Fuse preview - Big weapons, big explosions, big co-op

The game formerly known as Overstrike has a new lease on life. With Fuse, Insomniac Games looks to put the studio's gun-centric spin on the mature four-player co-op shooter. We visited Insomniac's headquarters in Southern California last week for a brief hands-on demo with the diverse skill sets of Fuse's quartet of mercenaries.

Why Fuse?

Insomniac Games CEO Ted Price explained the ins and outs of the game during a 30 minute presentation. The studio's aim is to create a story-driven game with "deep co-op." "Why Fuse? It drives our story and gameplay," he said. Fuse is an alien substance discovered in a meteor crash in the 1940s in America. It's highly unstable, and in a contained state, it looks like continuously smoldering ash that floats around. It's highly destructive and nearly always fatal in its pure form. Fuse melds with earthly elements to create something new.
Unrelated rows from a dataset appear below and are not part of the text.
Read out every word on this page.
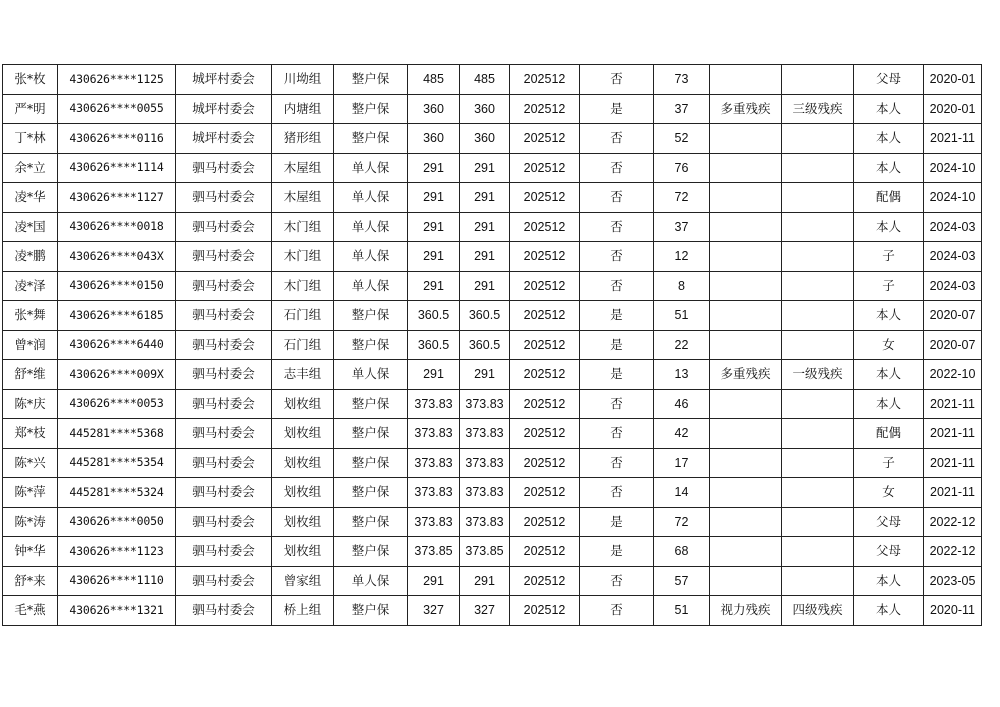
张*枚	430626****1125	城坪村委会	川坳组	整户保	485	485	202512	否	73			父母	2020-01
严*明	430626****0055	城坪村委会	内塘组	整户保	360	360	202512	是	37	多重残疾	三级残疾	本人	2020-01
丁*林	430626****0116	城坪村委会	猪形组	整户保	360	360	202512	否	52			本人	2021-11
余*立	430626****1114	驷马村委会	木屋组	单人保	291	291	202512	否	76			本人	2024-10
凌*华	430626****1127	驷马村委会	木屋组	单人保	291	291	202512	否	72			配偶	2024-10
凌*国	430626****0018	驷马村委会	木门组	单人保	291	291	202512	否	37			本人	2024-03
凌*鹏	430626****043X	驷马村委会	木门组	单人保	291	291	202512	否	12			子	2024-03
凌*泽	430626****0150	驷马村委会	木门组	单人保	291	291	202512	否	8			子	2024-03
张*舞	430626****6185	驷马村委会	石门组	整户保	360.5	360.5	202512	是	51			本人	2020-07
曾*润	430626****6440	驷马村委会	石门组	整户保	360.5	360.5	202512	是	22			女	2020-07
舒*维	430626****009X	驷马村委会	志丰组	单人保	291	291	202512	是	13	多重残疾	一级残疾	本人	2022-10
陈*庆	430626****0053	驷马村委会	划枚组	整户保	373.83	373.83	202512	否	46			本人	2021-11
郑*枝	445281****5368	驷马村委会	划枚组	整户保	373.83	373.83	202512	否	42			配偶	2021-11
陈*兴	445281****5354	驷马村委会	划枚组	整户保	373.83	373.83	202512	否	17			子	2021-11
陈*萍	445281****5324	驷马村委会	划枚组	整户保	373.83	373.83	202512	否	14			女	2021-11
陈*涛	430626****0050	驷马村委会	划枚组	整户保	373.83	373.83	202512	是	72			父母	2022-12
钟*华	430626****1123	驷马村委会	划枚组	整户保	373.85	373.85	202512	是	68			父母	2022-12
舒*来	430626****1110	驷马村委会	曾家组	单人保	291	291	202512	否	57			本人	2023-05
毛*燕	430626****1321	驷马村委会	桥上组	整户保	327	327	202512	否	51	视力残疾	四级残疾	本人	2020-11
It's that fusion that comes into play as four-person mercenary team Overstrike Nine breaks into a government laboratory to stop rogue organization Raven from stealing a massive cache of the substance. For other reasons to be discovered in-game, each team member picks up a Fuse-enhanced weapon and is bound to it. It also, according to Price, kicks off an arms race that Raven wants to win at all costs.
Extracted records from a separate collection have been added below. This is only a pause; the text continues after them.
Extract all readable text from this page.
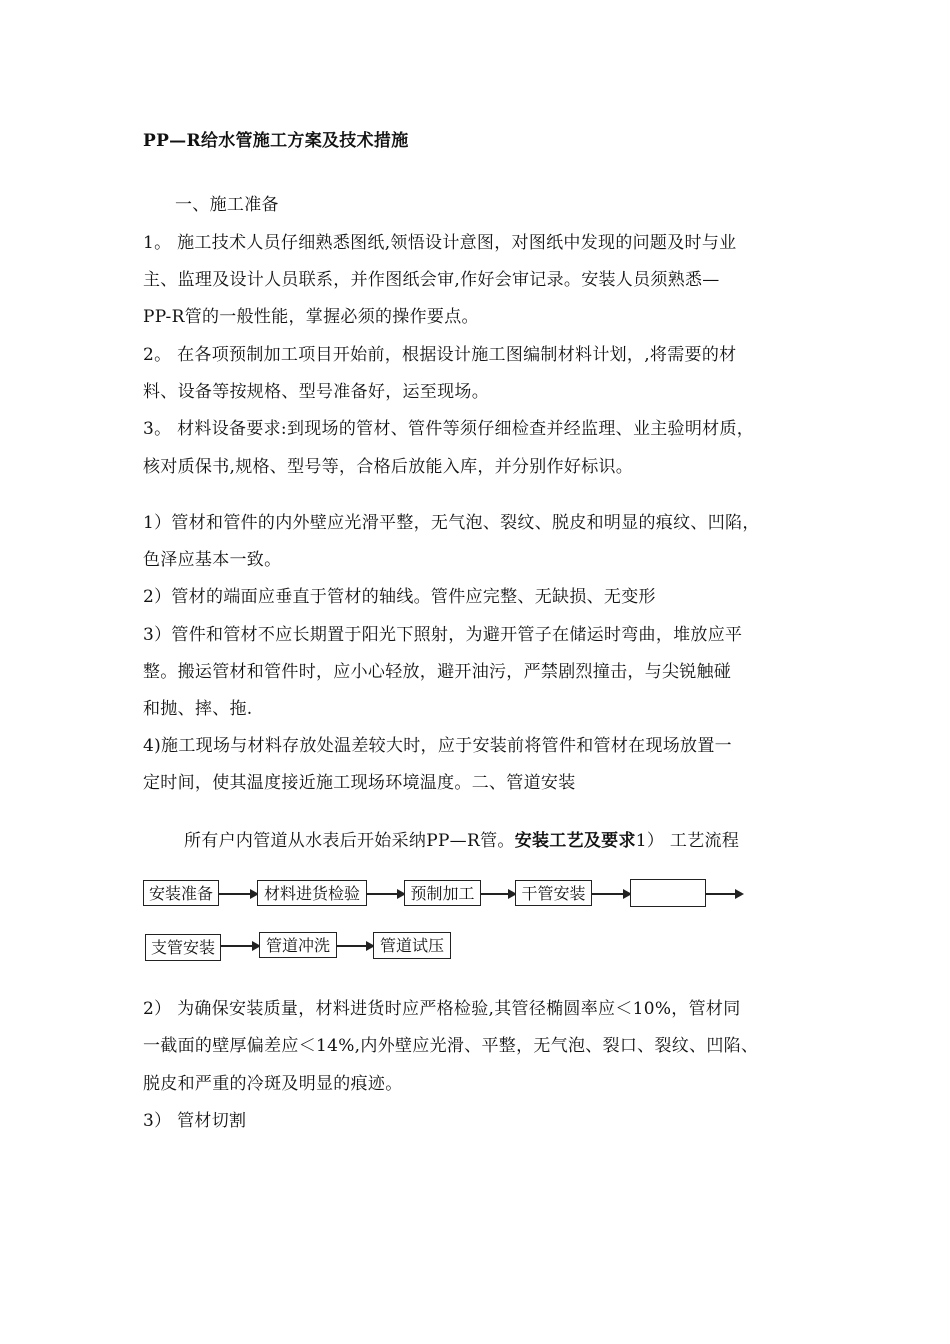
PP—R给水管施工方案及技术措施
一、施工准备
1。 施工技术人员仔细熟悉图纸,领悟设计意图，对图纸中发现的问题及时与业
主、监理及设计人员联系，并作图纸会审,作好会审记录。安装人员须熟悉—
PP-R管的一般性能，掌握必须的操作要点。
2。 在各项预制加工项目开始前，根据设计施工图编制材料计划，,将需要的材
料、设备等按规格、型号准备好，运至现场。
3。 材料设备要求:到现场的管材、管件等须仔细检查并经监理、业主验明材质，
核对质保书,规格、型号等，合格后放能入库，并分别作好标识。
1）管材和管件的内外壁应光滑平整，无气泡、裂纹、脱皮和明显的痕纹、凹陷，
色泽应基本一致。
2）管材的端面应垂直于管材的轴线。管件应完整、无缺损、无变形
3）管件和管材不应长期置于阳光下照射，为避开管子在储运时弯曲，堆放应平
整。搬运管材和管件时，应小心轻放，避开油污，严禁剧烈撞击，与尖锐触碰
和抛、摔、拖.
4)施工现场与材料存放处温差较大时，应于安装前将管件和管材在现场放置一
定时间，使其温度接近施工现场环境温度。二、管道安装
所有户内管道从水表后开始采纳PP—R管。安装工艺及要求1） 工艺流程
安装准备	材料进货检验	预制加工	干管安装
支管安装	管道冲洗	管道试压
2） 为确保安装质量，材料进货时应严格检验,其管径椭圆率应＜10%，管材同
一截面的壁厚偏差应＜14%,内外壁应光滑、平整，无气泡、裂口、裂纹、凹陷、
脱皮和严重的冷斑及明显的痕迹。
3） 管材切割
Dalton Brooks, the leader, picks up the Magshield. It's a hybrid of Fuse and Ferrofluid, a military grade liquid metal that can be manipulated into weaponry or shielding using magnets. Not only does it shield teammates from enemy fire, it collects those bullets and uses the kinetic build-up to thrust those shots back at enemies.

Naya Deveraux acquires the Warp Rifle, which uses Fuse and antimatter to create singularities that literally suck enemies into a black hole, plus she has a cloaking device that lets her sneak around the battlefield. Jacob Kimble's Arc Shot weds Fuse to liquid mercury, resulting in shots that melt foes. With Isabelle "Izzy" Sinclair's Shattergun, you can crystallize anyone who gets in your way and smash them into pieces. Alternately, Izzy's secondary fire shoots a healing crystal out that aids any teammates within a certain radius.

One of Fuse's unique combat hooks lies in how it encourages you and teammates to stack skills on top of one another for experience points, or Fuse points. For example, when Dalton sets up cover, any kills that come via shots through the Magshield get assist points for the assassin and Dalton. That means that, for example, that as Izzy, you can crystalize enemies through the shield, then a friend playing as Jacob or Naya can destroy the crystals, resulting in shared points between everyone. From our brief playtime, it seems like a fun and effective method of encouraging teamwork.

With enough built up points, you can unleash Fusion, which maxes out the Fuse capabilities of each player's weapons, as well as (conveniently) reviving any downed teammates. The game will also feature Leap, which lets you take over any AI-controlled teammates. It's convenient for navigating certain areas in which one character wouldn't be able to manage, like, say, if Dalton is too encumbered in enemies, but Jacob has a vantage point to pick them off, or Izzy can flank and crystallize a swath of them.

With that introduction out of the way, we jumped into four brief rounds of the same section with each Overstrike member. The specialties of each character may remind some of Borderlands, but the weapons and abilities have a strongly tacticle feel, and the third person perspective and heavy emphasis on cover give it something a little different.

One element that we found intriguing was Dalton's Magshield. It's not just a weapon or an XP multiplier, it also functions as mobile cover. As a secondary attack, he can plant the shield in the ground and allow others to duck in and out to pick off enemies. It seems like a feature that will become invaluable in areas where hordes of Raven agents flood and flank the team. Naya's area-of-effect attack, which lets her tag one enemy with multiple wormholes, then tag nearby combatants with just one or two, to eradicate them all, looks really effective as well.

In this section of the game, the group is invading a jungle base--Fuse will take them all over the world, from Indian palaces to Alpine evil lairs--to track down one of Dalton's nemeses. After shooting through waves of enemies, the Overstrike team encountered the Enforcer, a gigantic robot with projectile bolos that can kill teammates if left on too long. It's a fight that's designed to force you to work alongside your teammates as much as possible to distract and defeat it without getting ensnared. Or, in our case, everyone chained together their stored Fusion attacks and downed it in less than two minutes. That's something we hope to see balanced in the final game, as taking down this giant tank proved a bit easy.

We were happy with our initial playtime with Fuse. Although the stage was a bit short, the core mechanics and the ability to share XP spoils feel like great methods to encourage more cooperative play. We adapted rather quickly, as did other teammates, to Insomniac's suggestions to tag team Raven agents for the most points. We'll be very curious to play more stages and get a better feel for the game in the six months leading up to its launch.